どう重要かというと、街に流れている音楽は、すべて「リズム」と「メロディー」と「ハーモニー(和音=コード)」から成り立っています。

そのうち、「メロディー」と「ハーモニー」は、「ある音階」の中から音を選んで作られています。
その「ある音階」が「キー」だということです。

音階というのは、メロディーのお母さんです。
音階から音が選ばれ、それらの音を組み合わせ、長短を整えてキレイなメロディーに仕上げます。

一方、伴奏やハモリに使う音も、最初にメロディーを作る母体となったのと同じ音階から音を選んで組み立てます。

すなわち、「音階」は、「メロディー」と「伴奏」を生み出したお母さんであり、「音階」=「キー」と考えることが出来ます。
「キー」というのは、音楽の「DNA」であり、DNAの違うメロディーと伴奏を組み合わせて同時に鳴らすと、ひどくにごって音楽になりません。

また、バンドで演奏するとき、臨時にメンバーに参加してもらったり、急遽メンバーを集めて急ごしらえのバンドで演奏するときなども、「キーを合わせる」ということが、もっとも重要です。

次に、「リズムを合わせる」、「速度を合わせる」、「(繰り返しなどの)寸法を確認する」という手順になります。
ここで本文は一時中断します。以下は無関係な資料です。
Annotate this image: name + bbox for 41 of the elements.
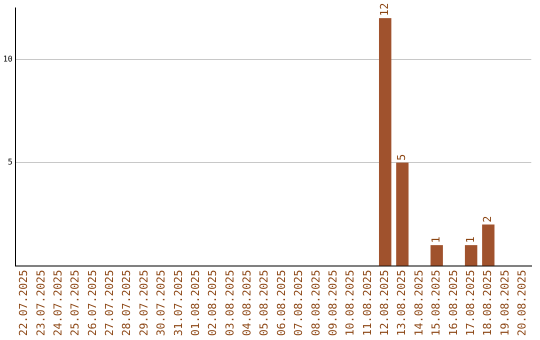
x-tick-label: 12.08.2025	[378, 270, 392, 336]
x-tick-label: 02.08.2025	[206, 270, 220, 336]
x-tick-label: 17.08.2025	[464, 270, 477, 336]
bar	[396, 162, 409, 266]
x-tick-label: 10.08.2025	[344, 270, 357, 336]
y-tick-label: 10	[2, 54, 13, 64]
x-tick-label: 18.08.2025	[481, 270, 494, 336]
x-tick-label: 16.08.2025	[446, 270, 460, 336]
x-tick-label: 04.08.2025	[240, 270, 254, 336]
x-tick-label: 30.07.2025	[154, 270, 168, 336]
data-label: 2	[481, 216, 494, 222]
x-tick-label: 27.07.2025	[103, 270, 116, 336]
x-tick-label: 05.08.2025	[258, 270, 271, 336]
x-tick-label: 06.08.2025	[274, 270, 288, 336]
x-tick-label: 31.07.2025	[172, 270, 185, 336]
x-tick-label: 26.07.2025	[86, 270, 99, 336]
x-tick-label: 13.08.2025	[395, 270, 408, 336]
x-tick-label: 14.08.2025	[412, 270, 426, 336]
x-tick-label: 22.07.2025	[17, 270, 30, 336]
x-tick-label: 07.08.2025	[292, 270, 306, 336]
data-label: 12	[378, 2, 392, 16]
bar	[482, 224, 494, 266]
data-label: 1	[464, 236, 477, 244]
x-tick-label: 28.07.2025	[120, 270, 134, 336]
bar	[378, 18, 392, 266]
x-tick-label: 23.07.2025	[34, 270, 48, 336]
x-tick-label: 15.08.2025	[430, 270, 443, 336]
x-tick-label: 24.07.2025	[51, 270, 64, 336]
x-tick-label: 01.08.2025	[188, 270, 202, 336]
data-label: 1	[430, 236, 443, 244]
x-tick-label: 19.08.2025	[498, 270, 512, 336]
x-tick-label: 09.08.2025	[326, 270, 340, 336]
x-tick-label: 29.07.2025	[137, 270, 150, 336]
x-tick-label: 25.07.2025	[68, 270, 82, 336]
x-tick-label: 03.08.2025	[223, 270, 236, 336]
bar	[464, 245, 478, 266]
x-tick-label: 08.08.2025	[309, 270, 322, 336]
data-label: 5	[395, 154, 408, 161]
x-tick-label: 20.08.2025	[516, 270, 529, 336]
bar	[430, 245, 443, 266]
x-tick-label: 11.08.2025	[360, 270, 374, 336]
キーというのは、音階ですから、その音階がどの高さから始まるかによって12種類あります。(実は、寂しい感じの曲用と、明るい感じの曲用に、各々12ヶずつあるので、正確には24種類です。
このように、音楽には24種類のDNAパターンがあり、身近に流れる音楽は必ずどれかのキーに属しています。)




高音・低音とは

普通、「男の声は低い」、「女性・子供の声は高い」と言いますが、その概念でよいと思います。
の質を表現する言葉で、カン高い感じの声やドスの効いた低い声というのもあります。

その一方で、「声域」というものがあって、普段のしゃべり声とは別に、一番低い音と一番高い音が各々どのくらい出せるかは、先天的なものや鍛え方によってさまざまです。
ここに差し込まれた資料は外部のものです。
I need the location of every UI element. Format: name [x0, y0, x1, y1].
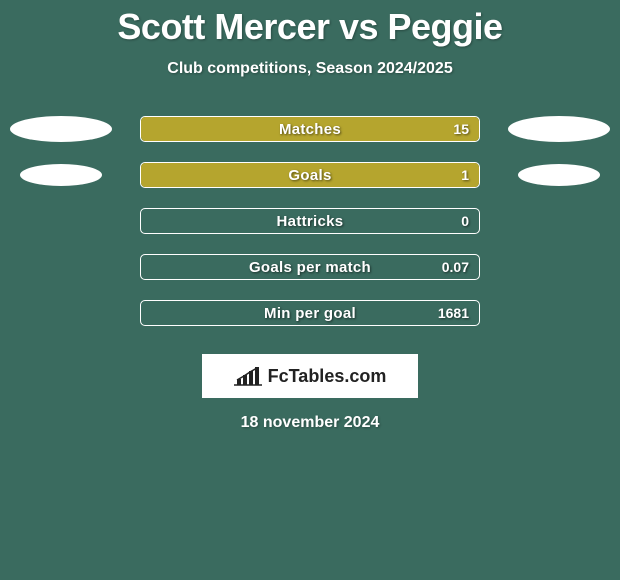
stat-row: Matches15 — [10, 116, 610, 142]
stat-value: 0.07 — [442, 255, 469, 279]
stat-row: Hattricks0 — [10, 208, 610, 234]
logo-badge: FcTables.com — [202, 354, 418, 398]
stat-bar: Hattricks0 — [140, 208, 480, 234]
stat-bar: Matches15 — [140, 116, 480, 142]
bar-chart-icon — [234, 365, 262, 387]
player-avatar-right — [508, 116, 610, 142]
stat-label: Goals per match — [141, 255, 479, 279]
page-subtitle: Club competitions, Season 2024/2025 — [167, 60, 452, 78]
stat-row: Min per goal1681 — [10, 300, 610, 326]
stat-label: Min per goal — [141, 301, 479, 325]
stat-value: 0 — [461, 209, 469, 233]
stat-value: 1681 — [438, 301, 469, 325]
logo-text: FcTables.com — [268, 366, 387, 387]
stat-label: Hattricks — [141, 209, 479, 233]
stat-bar: Min per goal1681 — [140, 300, 480, 326]
stat-bar: Goals1 — [140, 162, 480, 188]
page-title: Scott Mercer vs Peggie — [117, 6, 502, 48]
player-avatar-right — [518, 164, 600, 186]
stat-value: 15 — [453, 117, 469, 141]
stat-label: Goals — [141, 163, 479, 187]
stat-row: Goals per match0.07 — [10, 254, 610, 280]
stat-rows: Matches15 Goals1 Hattricks0 Goals per match… — [10, 116, 610, 346]
infographic-container: Scott Mercer vs Peggie Club competitions… — [0, 0, 620, 432]
stat-label: Matches — [141, 117, 479, 141]
player-avatar-left — [10, 116, 112, 142]
stat-bar: Goals per match0.07 — [140, 254, 480, 280]
player-avatar-left — [20, 164, 102, 186]
stat-row: Goals1 — [10, 162, 610, 188]
stat-value: 1 — [461, 163, 469, 187]
date-text: 18 november 2024 — [241, 414, 380, 432]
実は、「キー」は12段階あるのですが、それらに高い・低いはありません。
なぜ高い低いがないかと言えば、キーというのは階段のようなものではなく、時計の文字盤のようになっていて、12コ進むと最初に戻ってしまうのです。

ですから、「6コ高いキー」と「6コ低いキー」は、「まったく同じキー」である、と言えます。
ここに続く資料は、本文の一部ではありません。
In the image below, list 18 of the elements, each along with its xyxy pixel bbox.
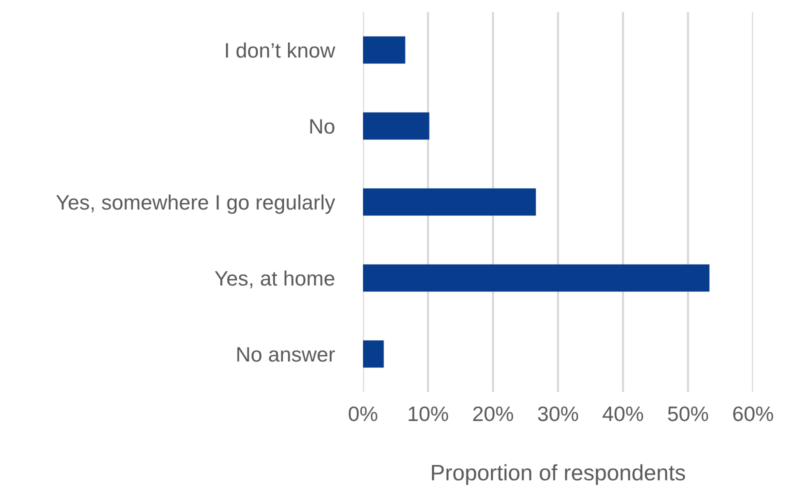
bar [363, 264, 710, 292]
y-tick-label: No answer [237, 347, 335, 362]
x-tick-label: 0% [348, 406, 378, 422]
y-tick-label: Yes, at home [214, 270, 334, 288]
bar [363, 112, 430, 140]
bar [363, 36, 406, 64]
x-tick-label: 30% [538, 406, 578, 422]
y-tick-label: Yes, somewhere I go regularly [56, 194, 336, 214]
x-tick-label: 10% [408, 406, 448, 422]
x-axis-title: Proportion of respondents [432, 464, 686, 485]
y-tick-label: I don’t know [226, 42, 336, 58]
x-tick-label: 50% [668, 406, 708, 422]
bar [363, 188, 536, 216]
x-tick-label: 40% [602, 406, 644, 422]
bar [363, 340, 384, 368]
x-tick-label: 60% [733, 406, 774, 422]
x-tick-label: 20% [473, 406, 514, 422]
y-tick-label: No [310, 119, 334, 134]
しかし、一般的には、隣合ったキーやあまり離れていないキーの場合は、両方の相互関係から、「より高い」、「より低い」という言い方もします。

「あなたにとって、そのキーは低すぎるので、1コ上げたほうが良いよ。」などとも言います。「1コ高いキー」「1コキーを上げる」というのは、時計回りに1コ進むという意味です。